The ice pick is a pointed metal tool used from the 1800s to the 1900s to break, pick or chip at ice. The design consists of a sharp metal spike attached to a wooden handle. The tool's design has been relatively unchanged since its creation. The only notable differences in the design are the material used for the handle. The handle material is usually made out of wood but can also be made from plastic or rubber. These materials can be better in terms of safety and allow the user to better grip the pick during use.

History 
During the 1800s, ice blocks were gathered from frozen water sources and distributed to nearby homes. Ice picks were used to easily cut the blocks into smaller pieces for use. In many cases these smaller blocks were used in iceboxes. Iceboxes are similar in use to refrigerators with the major difference being that iceboxes could only stay cold for a limited time. They needed to be restocked with ice regularly to continue proper functioning. The ice pick slowly began to lose popularity in the early to mid-1900s due to the creation of the modern refrigerator. Many refrigerators came with a built-in ice maker which allowed for easy access to small ice chunks at anytime and eliminated the need for the ice pick. Today, the ice pick has become basically obsolete.

Characteristics 
The effectiveness of an ice pick is dependent on the weight of the pick and the force by the user. Most ice picks are pointed with a slight bend at the tip. If the tip is bent, the ice shatters upon striking. The bent tip allows for large chunks to break off in comparison to a tip that is straight. To avoid the handle slipping, most ice picks feature a knob at the end. Most picks have a wood handle made out of spruce as it is sturdy. The wood handle also helps to prevent the users hand from freezing. The steel bar in an ice pick is affixed to the wood handle.

Use in bartending 
One way that the ice pick is still used today is through bartending. Bartenders go to great lengths to create new and unique beverages. In many cases a bartender will use an ice pick to create various shapes out of blocks of ice. This allows them to create a unique ice creation to add to any beverage.

Use as weapon 
Because of its availability and ability to puncture the skin easily, the ice pick has sometimes been used as a weapon. Most notoriously, New York's organized crime groups known as Murder Incorporated made extensive use of the ice pick as a weapon during the 1930s and 1940s. There were up to 1,000 murders committed by this group. In 1932, the bodies of two young men were found who had been stabbed numerous times with an ice pick. A man named Jacob Drucker was found guilty of murdering a man in 1944. His victim had been stabbed with an ice pick over 20 times. The most feared hitman of his day, Abe Reles, used the ice pick as his weapon of choice, usually stabbing his victims in the ear.
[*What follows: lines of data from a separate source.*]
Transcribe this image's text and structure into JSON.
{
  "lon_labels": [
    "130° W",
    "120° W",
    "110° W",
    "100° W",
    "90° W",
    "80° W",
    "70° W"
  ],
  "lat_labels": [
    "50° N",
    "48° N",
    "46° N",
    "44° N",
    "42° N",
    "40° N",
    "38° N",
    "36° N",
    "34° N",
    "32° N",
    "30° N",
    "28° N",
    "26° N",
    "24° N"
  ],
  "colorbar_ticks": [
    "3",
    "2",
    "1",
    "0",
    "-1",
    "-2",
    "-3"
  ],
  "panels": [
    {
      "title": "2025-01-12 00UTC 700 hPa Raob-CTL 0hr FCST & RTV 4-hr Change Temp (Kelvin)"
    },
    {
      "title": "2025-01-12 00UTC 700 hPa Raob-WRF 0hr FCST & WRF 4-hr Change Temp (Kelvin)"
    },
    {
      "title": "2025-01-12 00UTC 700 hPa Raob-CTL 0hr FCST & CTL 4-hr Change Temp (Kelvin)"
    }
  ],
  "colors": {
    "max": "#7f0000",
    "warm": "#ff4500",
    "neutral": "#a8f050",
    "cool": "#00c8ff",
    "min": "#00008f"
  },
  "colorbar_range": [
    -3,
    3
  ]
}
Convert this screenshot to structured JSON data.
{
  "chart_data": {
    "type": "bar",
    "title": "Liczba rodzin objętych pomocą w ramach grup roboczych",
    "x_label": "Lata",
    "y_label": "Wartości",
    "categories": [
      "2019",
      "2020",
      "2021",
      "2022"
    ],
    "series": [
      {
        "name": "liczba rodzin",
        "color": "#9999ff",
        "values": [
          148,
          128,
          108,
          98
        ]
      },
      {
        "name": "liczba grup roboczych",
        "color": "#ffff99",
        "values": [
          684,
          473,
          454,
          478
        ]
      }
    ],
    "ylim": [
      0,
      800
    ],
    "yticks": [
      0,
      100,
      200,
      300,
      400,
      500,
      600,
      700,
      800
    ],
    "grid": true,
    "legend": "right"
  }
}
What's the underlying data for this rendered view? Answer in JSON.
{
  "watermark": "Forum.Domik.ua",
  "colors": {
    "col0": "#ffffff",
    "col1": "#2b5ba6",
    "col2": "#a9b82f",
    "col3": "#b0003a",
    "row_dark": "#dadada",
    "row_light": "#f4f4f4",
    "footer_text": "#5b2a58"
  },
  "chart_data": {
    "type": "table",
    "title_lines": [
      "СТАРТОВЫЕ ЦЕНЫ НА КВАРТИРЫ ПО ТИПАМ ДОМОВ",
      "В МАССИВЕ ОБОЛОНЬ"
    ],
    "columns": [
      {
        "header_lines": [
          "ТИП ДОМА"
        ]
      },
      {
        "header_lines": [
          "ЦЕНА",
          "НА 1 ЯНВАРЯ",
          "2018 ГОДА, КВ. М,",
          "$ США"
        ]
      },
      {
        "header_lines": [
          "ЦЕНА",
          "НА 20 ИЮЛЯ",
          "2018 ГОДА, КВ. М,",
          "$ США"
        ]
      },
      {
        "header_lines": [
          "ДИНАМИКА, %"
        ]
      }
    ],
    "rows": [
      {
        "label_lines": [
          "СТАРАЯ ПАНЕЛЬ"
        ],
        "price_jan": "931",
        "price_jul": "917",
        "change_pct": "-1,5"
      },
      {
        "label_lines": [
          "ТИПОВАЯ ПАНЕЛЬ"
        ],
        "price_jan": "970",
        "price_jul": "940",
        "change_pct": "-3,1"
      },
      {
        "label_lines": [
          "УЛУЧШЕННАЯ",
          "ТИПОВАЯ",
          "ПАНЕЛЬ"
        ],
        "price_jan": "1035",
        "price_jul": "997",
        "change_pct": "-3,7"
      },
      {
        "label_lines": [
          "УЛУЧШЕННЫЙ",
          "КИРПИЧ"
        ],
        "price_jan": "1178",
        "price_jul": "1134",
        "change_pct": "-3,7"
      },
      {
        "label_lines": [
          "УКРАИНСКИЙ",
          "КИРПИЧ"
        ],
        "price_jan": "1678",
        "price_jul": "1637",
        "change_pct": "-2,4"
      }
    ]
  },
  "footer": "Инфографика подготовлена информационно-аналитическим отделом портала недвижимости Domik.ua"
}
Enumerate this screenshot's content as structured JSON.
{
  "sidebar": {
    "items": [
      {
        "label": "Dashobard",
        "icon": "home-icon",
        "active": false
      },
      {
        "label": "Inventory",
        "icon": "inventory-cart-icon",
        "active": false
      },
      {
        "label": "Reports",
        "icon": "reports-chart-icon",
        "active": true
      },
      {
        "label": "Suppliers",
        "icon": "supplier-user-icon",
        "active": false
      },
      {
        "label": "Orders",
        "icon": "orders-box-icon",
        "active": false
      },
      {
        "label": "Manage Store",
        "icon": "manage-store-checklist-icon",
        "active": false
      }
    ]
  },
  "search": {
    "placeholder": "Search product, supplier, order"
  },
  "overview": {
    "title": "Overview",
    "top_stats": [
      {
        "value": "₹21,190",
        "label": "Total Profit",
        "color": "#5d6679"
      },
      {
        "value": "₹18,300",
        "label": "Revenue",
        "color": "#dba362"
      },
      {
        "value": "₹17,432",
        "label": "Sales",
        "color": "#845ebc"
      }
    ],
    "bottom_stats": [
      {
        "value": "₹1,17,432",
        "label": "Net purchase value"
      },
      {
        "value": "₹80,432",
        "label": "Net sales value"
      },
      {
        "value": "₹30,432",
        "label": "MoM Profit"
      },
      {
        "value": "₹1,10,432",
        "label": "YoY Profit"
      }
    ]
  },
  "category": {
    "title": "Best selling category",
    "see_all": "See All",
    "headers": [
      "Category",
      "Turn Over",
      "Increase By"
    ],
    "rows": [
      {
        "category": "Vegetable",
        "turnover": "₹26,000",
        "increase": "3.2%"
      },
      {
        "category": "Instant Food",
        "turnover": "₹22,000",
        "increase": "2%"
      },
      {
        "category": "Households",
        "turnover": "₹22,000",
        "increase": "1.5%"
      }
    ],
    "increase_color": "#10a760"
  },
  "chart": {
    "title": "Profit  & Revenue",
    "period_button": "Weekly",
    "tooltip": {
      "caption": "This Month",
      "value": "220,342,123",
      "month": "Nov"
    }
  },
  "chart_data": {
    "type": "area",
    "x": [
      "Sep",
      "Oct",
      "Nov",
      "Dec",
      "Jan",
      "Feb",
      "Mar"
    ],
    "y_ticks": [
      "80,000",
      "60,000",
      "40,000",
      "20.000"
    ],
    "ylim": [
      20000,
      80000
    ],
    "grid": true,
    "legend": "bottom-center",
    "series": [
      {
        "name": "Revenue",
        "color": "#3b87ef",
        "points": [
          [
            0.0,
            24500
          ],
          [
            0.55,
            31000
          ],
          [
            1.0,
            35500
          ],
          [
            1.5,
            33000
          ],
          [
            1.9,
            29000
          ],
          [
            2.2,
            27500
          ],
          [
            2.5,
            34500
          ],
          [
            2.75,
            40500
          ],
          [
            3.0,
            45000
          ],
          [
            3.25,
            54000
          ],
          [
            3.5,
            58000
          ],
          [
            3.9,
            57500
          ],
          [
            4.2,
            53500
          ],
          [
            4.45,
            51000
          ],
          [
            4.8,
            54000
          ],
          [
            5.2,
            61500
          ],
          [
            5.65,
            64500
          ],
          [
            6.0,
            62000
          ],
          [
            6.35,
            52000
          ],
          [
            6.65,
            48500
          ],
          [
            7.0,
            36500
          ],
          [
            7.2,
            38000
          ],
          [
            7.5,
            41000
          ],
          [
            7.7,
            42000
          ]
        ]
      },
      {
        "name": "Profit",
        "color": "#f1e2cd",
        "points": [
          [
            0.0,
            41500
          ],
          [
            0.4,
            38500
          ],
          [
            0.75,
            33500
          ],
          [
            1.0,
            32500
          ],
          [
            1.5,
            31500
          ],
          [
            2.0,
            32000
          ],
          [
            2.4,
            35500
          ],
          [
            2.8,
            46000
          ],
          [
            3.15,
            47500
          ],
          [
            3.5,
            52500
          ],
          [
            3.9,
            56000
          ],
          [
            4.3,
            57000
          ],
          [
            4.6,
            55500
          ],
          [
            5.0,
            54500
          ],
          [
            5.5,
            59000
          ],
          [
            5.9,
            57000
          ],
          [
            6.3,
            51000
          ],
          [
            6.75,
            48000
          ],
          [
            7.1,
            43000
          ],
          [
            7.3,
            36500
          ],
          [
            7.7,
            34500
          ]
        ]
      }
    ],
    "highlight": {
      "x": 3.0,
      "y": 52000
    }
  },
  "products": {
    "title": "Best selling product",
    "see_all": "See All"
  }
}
According to New York City police, ice picks are still used today as street weapons. On August 21, 2012, a man was attacked with an ice pick in the Bronx. John Martinez, a man from the Bronx, was convicted of several robberies using an ice pick in 2011.

Murderer Richard Kuklinski, who claimed to have killed over 200 people, was reported to have used an ice pick among other weapons.

Leon Trotsky is sometimes incorrectly said to have been killed with an ice pick. He was actually killed with an ice axe, a mountaineering tool.

An ice pick (later revealed as a screwdriver) and a kitchen knife were used by Luka Magnotta to murder Jun Lin in 2012.

In 2018, a 25-year-old man was killed at a Jamaica bus stop when he was stabbed with an ice pick.

Use in medicine 
The lobotomy was a medical treatment that gained popularity during the mid-1930s. Lobotomist Walter Freeman performed thousands of lobotomies across the world. Reportedly, he used an ice pick from his family's kitchen. The pick would be inserted into the brain through the eye socket. The procedure would be done without the use of anesthetics. This "Ice Pick Lobotomy," was believed to diminish mental issues however these often resulted in paralysis and early death. This treatment failed due to a lack of testing before being performed on thousands of people. Walter Freeman's medical license was revoked in 1967 after a woman died during a lobotomy. This method of lobotomy led to the deaths of around 500 people over the course of 50 years. By the 1970s, The procedure would be banned in many countries for being inhumane.